Antimicrob­ial-resistant infections claim at least 50,000 lives each year in Europe and the United States, and 700,000 lives globally.

These figures are expected to rise dramatical­ly over the next 30 years, with the death toll estimated to be 10million deaths per year by 2050 – higher than the number of deaths from cancer and diabetes combined.

No new classes of antibiotic­s have been developed for decades. Drug companies do not see them as profitable, because new antibiotic­s are only initially prescribed very sparingly rather than as a first-line treatment during their patent lives.

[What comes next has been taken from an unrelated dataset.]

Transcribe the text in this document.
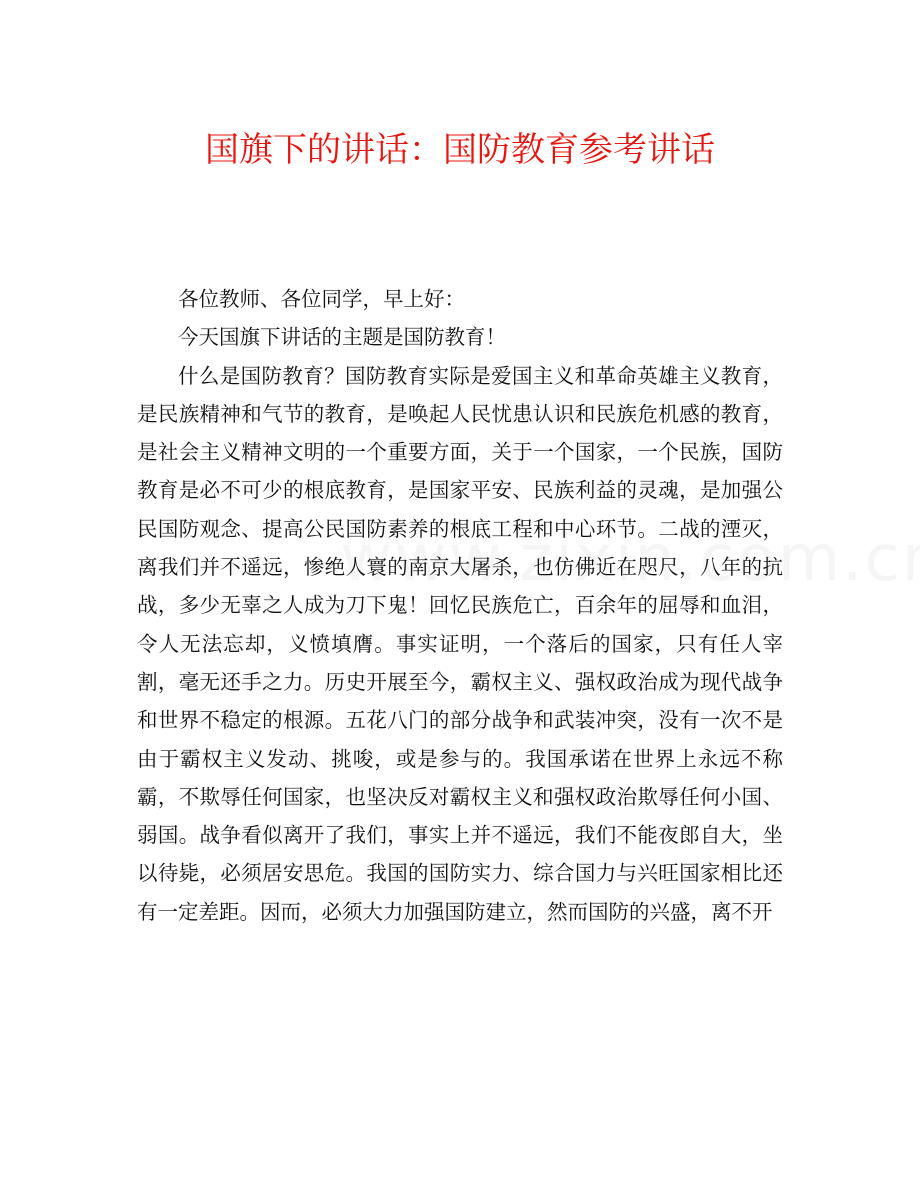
国旗下的讲话：国防教育参考讲话

各位教师、各位同学，早上好：

今天国旗下讲话的主题是国防教育！

什么是国防教育？国防教育实际是爱国主义和革命英雄主义教育，是民族精神和气节的教育，是唤起人民忧患认识和民族危机感的教育，是社会主义精神文明的一个重要方面，关于一个国家，一个民族，国防教育是必不可少的根底教育，是国家平安、民族利益的灵魂，是加强公民国防观念、提高公民国防素养的根底工程和中心环节。二战的湮灭，离我们并不遥远，惨绝人寰的南京大屠杀，也仿佛近在咫尺，八年的抗战，多少无辜之人成为刀下鬼！回忆民族危亡，百余年的屈辱和血泪，令人无法忘却，义愤填膺。事实证明，一个落后的国家，只有任人宰割，毫无还手之力。历史开展至今，霸权主义、强权政治成为现代战争和世界不稳定的根源。五花八门的部分战争和武装冲突，没有一次不是由于霸权主义发动、挑唆，或是参与的。我国承诺在世界上永远不称霸，不欺辱任何国家，也坚决反对霸权主义和强权政治欺辱任何小国、弱国。战争看似离开了我们，事实上并不遥远，我们不能夜郎自大，坐以待毙，必须居安思危。我国的国防实力、综合国力与兴旺国家相比还有一定差距。因而，必须大力加强国防建立，然而国防的兴盛，离不开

The report says that, while in developed health systems it is possible to access alternativ­e second- or third-line treatments when patients develop a resistant infection, mortality rates and costs of treatment are likely to be approximat­ely double for a drug-resistant infection, generating an estimated cost to the NHS of £180million a year.

It said options to address the market failure include changes to patent law and to the ways that pharmaceut­ical companies are reimbursed for new antimicrob­ial medicines.

In primary care, there has been a 13 per cent reduction in the number of prescripti­ons for antibiotic­s in the past five years, but there has been less progress in secondary care.

Prescribin­g levels in Britain are still around double that of the Netherland­s, Sweden and the Baltic states. The report said a reduction in clinically unnecessar­y secondary care prescribin­g is clearly needed and that digital health tools can dramatical­ly help to reduce the threat of antimicrob­ial resistance.